Inaugural workshop in Tokyo on 28 January 2013
An inaugural workshop will be organized on 28 January 2013, just before theEarth System Governance Tokyo conference (28–31 January 2013). The topic of this workshop is “Governance in Shared Socio-economic Pathways (SSPs)” and it jointly organized by the Ad Hoc Joint IAV-IAM Committee on Development and Use of Socio-Economic Scenarios and the Task Force on Methodology for Earth System Governance Research. The workshop aims to bring together the integrated assessment scenario community and their work on the Shared Socio-economic Pathways (the next generation scenarios for analyzing climate change, adaptation and mitigation) and the Earth System Governance community, to further explore possibilities for improved scenario analysis and joint research.
Follow-up activities
The Task Force will organize methodological panels in the (annual) Earth System Governance Conferences, based on inclusion of related themes in the call for papers for these conferences.

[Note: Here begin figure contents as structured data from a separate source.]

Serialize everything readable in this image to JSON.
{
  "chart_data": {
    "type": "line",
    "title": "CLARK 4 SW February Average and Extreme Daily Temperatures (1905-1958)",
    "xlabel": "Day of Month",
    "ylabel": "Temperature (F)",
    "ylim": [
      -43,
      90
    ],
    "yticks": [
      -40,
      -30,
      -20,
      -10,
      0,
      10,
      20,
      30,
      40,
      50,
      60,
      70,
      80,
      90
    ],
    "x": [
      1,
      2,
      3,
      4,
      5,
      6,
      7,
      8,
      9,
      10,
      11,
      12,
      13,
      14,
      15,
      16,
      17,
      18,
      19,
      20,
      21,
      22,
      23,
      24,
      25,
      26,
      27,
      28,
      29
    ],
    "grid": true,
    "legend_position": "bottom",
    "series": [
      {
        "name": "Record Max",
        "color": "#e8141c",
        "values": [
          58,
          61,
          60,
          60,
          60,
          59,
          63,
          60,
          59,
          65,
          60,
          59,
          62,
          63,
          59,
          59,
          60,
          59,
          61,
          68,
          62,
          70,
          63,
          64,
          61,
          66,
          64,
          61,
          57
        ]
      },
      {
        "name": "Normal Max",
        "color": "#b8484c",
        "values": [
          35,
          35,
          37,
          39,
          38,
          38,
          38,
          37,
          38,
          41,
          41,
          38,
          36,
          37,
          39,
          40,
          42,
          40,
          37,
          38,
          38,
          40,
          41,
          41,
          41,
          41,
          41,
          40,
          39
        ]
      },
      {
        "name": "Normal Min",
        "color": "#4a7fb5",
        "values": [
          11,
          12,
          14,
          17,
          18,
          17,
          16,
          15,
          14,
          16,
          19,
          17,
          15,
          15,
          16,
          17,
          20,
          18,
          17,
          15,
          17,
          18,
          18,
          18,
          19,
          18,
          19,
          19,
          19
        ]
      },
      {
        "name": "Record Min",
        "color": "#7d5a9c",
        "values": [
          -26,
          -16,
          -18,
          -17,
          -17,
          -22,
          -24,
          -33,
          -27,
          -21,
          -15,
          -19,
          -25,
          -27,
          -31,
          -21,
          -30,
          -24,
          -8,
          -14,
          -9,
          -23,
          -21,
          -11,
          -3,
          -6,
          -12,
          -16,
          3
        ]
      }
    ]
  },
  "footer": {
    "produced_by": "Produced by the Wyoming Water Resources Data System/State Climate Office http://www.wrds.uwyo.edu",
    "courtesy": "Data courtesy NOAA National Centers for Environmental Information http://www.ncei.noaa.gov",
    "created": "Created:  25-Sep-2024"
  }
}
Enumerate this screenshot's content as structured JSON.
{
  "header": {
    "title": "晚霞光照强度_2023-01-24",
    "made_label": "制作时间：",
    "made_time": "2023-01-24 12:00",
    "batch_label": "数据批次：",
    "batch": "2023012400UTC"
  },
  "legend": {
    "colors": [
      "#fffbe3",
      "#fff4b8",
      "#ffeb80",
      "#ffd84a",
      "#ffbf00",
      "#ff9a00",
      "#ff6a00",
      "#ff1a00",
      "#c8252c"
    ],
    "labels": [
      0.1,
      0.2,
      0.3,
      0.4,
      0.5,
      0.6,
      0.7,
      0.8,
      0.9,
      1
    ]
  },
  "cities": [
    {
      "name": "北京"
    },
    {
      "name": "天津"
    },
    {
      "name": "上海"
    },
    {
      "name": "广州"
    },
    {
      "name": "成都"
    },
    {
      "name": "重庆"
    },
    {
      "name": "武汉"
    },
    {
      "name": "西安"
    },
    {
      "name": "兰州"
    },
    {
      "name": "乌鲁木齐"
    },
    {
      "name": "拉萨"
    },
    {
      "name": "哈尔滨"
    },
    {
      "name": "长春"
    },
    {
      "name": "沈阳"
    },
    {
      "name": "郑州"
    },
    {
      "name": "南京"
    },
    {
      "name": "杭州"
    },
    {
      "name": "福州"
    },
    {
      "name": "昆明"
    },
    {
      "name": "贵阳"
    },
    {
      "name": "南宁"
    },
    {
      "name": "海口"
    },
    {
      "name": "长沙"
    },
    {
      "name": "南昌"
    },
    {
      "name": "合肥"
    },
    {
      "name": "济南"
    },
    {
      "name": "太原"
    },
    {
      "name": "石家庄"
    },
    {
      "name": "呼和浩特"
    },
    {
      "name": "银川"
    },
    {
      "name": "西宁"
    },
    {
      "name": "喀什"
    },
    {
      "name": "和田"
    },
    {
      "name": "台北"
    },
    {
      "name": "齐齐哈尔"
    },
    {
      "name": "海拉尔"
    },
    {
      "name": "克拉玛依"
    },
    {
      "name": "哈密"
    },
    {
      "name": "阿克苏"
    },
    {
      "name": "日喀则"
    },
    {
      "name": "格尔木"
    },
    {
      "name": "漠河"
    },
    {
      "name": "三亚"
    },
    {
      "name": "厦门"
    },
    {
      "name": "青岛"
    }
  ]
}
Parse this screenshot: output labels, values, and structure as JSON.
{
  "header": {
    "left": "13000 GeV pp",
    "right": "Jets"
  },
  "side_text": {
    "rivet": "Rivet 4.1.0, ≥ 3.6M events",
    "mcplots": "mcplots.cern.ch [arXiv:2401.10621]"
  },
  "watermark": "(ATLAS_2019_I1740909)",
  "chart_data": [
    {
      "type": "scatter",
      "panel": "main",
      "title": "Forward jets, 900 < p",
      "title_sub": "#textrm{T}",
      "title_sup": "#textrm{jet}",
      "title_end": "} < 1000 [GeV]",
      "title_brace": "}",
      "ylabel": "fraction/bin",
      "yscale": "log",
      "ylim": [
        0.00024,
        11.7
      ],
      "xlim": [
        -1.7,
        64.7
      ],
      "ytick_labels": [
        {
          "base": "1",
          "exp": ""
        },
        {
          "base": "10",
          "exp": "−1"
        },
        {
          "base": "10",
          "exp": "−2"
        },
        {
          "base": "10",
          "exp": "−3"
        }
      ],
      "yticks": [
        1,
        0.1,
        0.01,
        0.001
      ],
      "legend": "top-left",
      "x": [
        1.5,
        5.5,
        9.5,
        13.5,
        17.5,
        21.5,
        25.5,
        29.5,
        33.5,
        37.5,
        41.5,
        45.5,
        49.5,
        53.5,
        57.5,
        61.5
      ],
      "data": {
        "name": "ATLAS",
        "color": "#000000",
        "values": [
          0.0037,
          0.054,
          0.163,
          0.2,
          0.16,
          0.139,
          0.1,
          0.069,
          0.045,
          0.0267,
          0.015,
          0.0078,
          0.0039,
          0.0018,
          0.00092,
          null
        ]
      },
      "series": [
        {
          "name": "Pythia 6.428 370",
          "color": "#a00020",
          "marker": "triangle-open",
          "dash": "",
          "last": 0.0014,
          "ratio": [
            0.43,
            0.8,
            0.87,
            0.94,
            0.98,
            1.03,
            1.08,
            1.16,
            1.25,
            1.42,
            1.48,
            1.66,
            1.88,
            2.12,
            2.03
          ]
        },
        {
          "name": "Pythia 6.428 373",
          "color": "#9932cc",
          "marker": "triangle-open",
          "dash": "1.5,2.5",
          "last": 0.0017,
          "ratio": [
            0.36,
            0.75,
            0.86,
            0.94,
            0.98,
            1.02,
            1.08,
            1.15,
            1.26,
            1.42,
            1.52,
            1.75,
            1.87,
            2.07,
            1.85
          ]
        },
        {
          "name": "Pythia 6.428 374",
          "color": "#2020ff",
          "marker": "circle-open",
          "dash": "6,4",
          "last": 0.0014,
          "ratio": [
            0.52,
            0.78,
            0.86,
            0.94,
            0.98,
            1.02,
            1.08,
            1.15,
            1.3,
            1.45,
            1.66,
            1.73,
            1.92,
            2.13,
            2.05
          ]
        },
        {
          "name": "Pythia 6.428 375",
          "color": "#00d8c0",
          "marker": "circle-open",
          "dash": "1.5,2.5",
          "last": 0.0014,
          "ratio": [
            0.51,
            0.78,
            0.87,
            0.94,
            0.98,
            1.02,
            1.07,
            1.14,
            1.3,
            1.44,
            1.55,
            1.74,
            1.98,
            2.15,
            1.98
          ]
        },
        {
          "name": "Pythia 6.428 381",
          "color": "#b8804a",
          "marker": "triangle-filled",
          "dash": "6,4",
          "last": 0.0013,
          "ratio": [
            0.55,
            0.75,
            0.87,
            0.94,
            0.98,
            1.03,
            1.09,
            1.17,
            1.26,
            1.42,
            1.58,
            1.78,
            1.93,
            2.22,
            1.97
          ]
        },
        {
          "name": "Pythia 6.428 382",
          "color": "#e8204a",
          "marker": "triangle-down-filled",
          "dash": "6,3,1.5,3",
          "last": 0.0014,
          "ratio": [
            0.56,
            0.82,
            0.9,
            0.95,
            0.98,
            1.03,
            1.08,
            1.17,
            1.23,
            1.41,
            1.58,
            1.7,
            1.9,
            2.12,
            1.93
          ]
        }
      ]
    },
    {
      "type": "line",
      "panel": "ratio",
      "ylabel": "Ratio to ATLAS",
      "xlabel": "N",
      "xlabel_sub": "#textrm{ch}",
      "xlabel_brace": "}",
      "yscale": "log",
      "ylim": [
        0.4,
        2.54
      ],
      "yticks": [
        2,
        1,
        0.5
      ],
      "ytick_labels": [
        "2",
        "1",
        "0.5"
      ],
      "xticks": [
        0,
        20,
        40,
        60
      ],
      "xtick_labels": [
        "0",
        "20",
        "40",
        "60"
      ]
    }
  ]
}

Further, it is envisaged that the Task Force will organize a PhD course on methodological issues of earth system governance research (including topics such as integration between natural and social science, integration of models with governance research, applying complexity methodologies, studying deep uncertainty, etc.), possibly in collaboration with the SENSE Research School for Socio-economic and Natural Sciences of the Environment, the Netherlands, and other international partners. In order to maximize leverage of this course, we would attempt to develop the entire course, or important parts of it, as a long-distance / e-learning programme (e.g., at the least by putting crucial lectures online). Collaboration with other members of the Global Alliance of Earth System Governance Research Centres would be sought.
The Task Force would also seek to identify a group of core “datasets” relevant to earth system governance research and attempt to work with the “owners” of those datasets to address such scholarly and logistical concerns and obstacles that, on the one hand, make scholars reluctant to share their data and, on the other hand, make scholars unlikely to use such data as is available. By identifying such concerns and obstacles, and designing the “combined dataset” to address them, the Task Force hopes that such a database can be developed in ways that allow it to bring together existing datasets and make them available in more useful formats to all researchers working in this area.
Finally, facilitating collaboration networks for common publications and/or proposals will also be one of the activities of the Task Force.